The first two boys had tons and tons of skin issues as I was learning and figuring things out. Poor Spanky was a miserable little baby because I think I kept feeding him things he was allergic to. The colic and screaming and not sleeping----it was just awful! But by the time Scuff showed up, I had the idea that maybe what I was eating was bothering the baby and we began to try to figure it out. It was a good thing too because Scuff (at first) just didn't sleep when he was exposed to corn. It took me six weeks and many, many doctor visits, and a lot of prayer to finally figure it out. That night where I loaded the entire dinner with corn and the baby didn't sleep all night was pretty helpful too! It at least gave me a reference point to begin with and I started eliminating corn from my diet. Whenever the baby wouldn't sleep well, I would go back through the last 24 hours worth of food and read all of the labels and almost always find corn. It was scary how many things had corn in them, but it was validating when I would find it on the list. Around three years-old, the allergy changed from not sleeping to behavior.

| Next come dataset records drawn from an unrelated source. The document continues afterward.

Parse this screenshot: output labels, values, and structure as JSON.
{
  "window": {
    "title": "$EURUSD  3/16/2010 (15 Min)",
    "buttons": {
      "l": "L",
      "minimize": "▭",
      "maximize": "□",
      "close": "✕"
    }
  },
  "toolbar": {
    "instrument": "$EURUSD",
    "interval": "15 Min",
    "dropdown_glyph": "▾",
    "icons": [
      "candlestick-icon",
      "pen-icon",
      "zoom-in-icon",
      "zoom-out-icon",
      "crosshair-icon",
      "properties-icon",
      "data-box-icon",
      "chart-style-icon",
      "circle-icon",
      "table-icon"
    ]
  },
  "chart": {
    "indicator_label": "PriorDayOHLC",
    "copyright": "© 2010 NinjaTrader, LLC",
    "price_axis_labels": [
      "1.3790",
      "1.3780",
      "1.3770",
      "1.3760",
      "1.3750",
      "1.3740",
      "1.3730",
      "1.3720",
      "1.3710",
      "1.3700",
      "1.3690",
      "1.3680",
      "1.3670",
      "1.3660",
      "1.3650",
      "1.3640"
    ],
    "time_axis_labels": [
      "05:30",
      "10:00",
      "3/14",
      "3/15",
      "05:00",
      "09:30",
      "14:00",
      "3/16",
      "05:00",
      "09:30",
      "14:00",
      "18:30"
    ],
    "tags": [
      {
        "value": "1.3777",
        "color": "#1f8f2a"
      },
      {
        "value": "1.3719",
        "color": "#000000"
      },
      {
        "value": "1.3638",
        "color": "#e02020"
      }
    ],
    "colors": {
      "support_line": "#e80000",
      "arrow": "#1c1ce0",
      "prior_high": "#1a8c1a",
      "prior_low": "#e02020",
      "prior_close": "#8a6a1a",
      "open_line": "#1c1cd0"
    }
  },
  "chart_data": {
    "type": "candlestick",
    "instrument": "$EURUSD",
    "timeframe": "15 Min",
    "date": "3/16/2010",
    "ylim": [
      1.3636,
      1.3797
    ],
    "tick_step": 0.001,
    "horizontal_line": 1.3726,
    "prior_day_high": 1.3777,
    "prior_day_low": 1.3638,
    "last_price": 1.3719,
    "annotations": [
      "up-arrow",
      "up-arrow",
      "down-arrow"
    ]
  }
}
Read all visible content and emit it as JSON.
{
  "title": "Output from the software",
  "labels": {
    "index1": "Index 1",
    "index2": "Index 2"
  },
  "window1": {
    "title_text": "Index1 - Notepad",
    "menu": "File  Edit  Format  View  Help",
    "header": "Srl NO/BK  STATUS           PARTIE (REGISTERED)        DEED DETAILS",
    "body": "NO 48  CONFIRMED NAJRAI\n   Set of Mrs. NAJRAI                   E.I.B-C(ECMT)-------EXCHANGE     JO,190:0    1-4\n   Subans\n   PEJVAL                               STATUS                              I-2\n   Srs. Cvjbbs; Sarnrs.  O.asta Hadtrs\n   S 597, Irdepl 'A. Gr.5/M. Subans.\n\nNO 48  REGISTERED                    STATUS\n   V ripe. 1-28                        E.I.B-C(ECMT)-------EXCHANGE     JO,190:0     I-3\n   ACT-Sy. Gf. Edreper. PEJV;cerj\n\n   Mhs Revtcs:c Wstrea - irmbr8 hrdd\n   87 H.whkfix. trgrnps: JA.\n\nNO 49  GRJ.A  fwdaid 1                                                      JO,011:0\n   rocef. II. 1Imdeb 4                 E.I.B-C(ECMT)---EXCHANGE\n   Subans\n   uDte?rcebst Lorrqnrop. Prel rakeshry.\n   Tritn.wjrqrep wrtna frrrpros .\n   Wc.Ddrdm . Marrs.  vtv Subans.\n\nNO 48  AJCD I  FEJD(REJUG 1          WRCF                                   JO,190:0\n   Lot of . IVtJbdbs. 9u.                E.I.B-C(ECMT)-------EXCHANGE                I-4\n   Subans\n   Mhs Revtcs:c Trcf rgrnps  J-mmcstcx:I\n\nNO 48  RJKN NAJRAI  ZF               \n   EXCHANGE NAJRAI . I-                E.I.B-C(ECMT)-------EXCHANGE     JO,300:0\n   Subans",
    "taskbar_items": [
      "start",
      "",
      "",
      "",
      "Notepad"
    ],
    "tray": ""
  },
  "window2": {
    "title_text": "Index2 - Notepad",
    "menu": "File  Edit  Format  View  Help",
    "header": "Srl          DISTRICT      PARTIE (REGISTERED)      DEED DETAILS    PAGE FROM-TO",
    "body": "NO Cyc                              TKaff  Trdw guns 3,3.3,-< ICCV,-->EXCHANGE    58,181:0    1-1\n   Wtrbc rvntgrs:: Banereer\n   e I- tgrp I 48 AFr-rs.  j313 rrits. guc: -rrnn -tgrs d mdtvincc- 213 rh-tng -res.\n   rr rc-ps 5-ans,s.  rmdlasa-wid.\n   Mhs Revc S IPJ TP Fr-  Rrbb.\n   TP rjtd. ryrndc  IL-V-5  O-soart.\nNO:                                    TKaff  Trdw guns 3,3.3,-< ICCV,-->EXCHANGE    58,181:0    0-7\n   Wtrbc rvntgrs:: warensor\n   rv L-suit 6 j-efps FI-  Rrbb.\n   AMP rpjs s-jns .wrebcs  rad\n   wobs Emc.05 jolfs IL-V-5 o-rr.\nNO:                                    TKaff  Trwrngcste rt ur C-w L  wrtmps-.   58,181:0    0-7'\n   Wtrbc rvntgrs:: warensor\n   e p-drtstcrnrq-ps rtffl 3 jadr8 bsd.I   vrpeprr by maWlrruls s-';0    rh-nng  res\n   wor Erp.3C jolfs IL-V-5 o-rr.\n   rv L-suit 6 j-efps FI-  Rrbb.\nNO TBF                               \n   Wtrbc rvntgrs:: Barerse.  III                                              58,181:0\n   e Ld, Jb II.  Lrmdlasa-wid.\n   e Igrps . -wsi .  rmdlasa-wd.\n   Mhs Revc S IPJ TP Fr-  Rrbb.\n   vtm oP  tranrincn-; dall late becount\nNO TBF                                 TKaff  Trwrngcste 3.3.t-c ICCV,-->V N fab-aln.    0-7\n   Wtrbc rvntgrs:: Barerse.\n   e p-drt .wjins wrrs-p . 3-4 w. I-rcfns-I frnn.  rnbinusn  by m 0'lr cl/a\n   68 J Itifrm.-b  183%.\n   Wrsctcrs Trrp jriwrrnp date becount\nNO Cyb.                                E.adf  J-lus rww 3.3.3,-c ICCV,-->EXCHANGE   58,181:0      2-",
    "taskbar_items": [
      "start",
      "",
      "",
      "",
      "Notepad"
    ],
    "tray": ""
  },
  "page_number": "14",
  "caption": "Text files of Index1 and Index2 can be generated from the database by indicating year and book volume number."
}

Well, now that you have read this and it is huge and you may or may not have allergy issues in your house, you know what has been happening here. Wish me luck and pray for me as we figure the next little bit out. I just really need to figure it out before May because I'm heading off to Slim's college graduation!!! Four days!!! But other people will be feeding my little Spike, so I need to know what to tell them for sure, and make the separation as easy for him as possible!
Thanks for listening! If you have any allergy questions, feel free to email me. By no means am I an expert or a trained professional, but I do have plenty, plenty of personal experience. We know what anaphylaxis is and how to use an epi-pen! We also have some asthma related issues. Periodically, that is a problem too.
Allergies are just nasty (my personal opinion!)!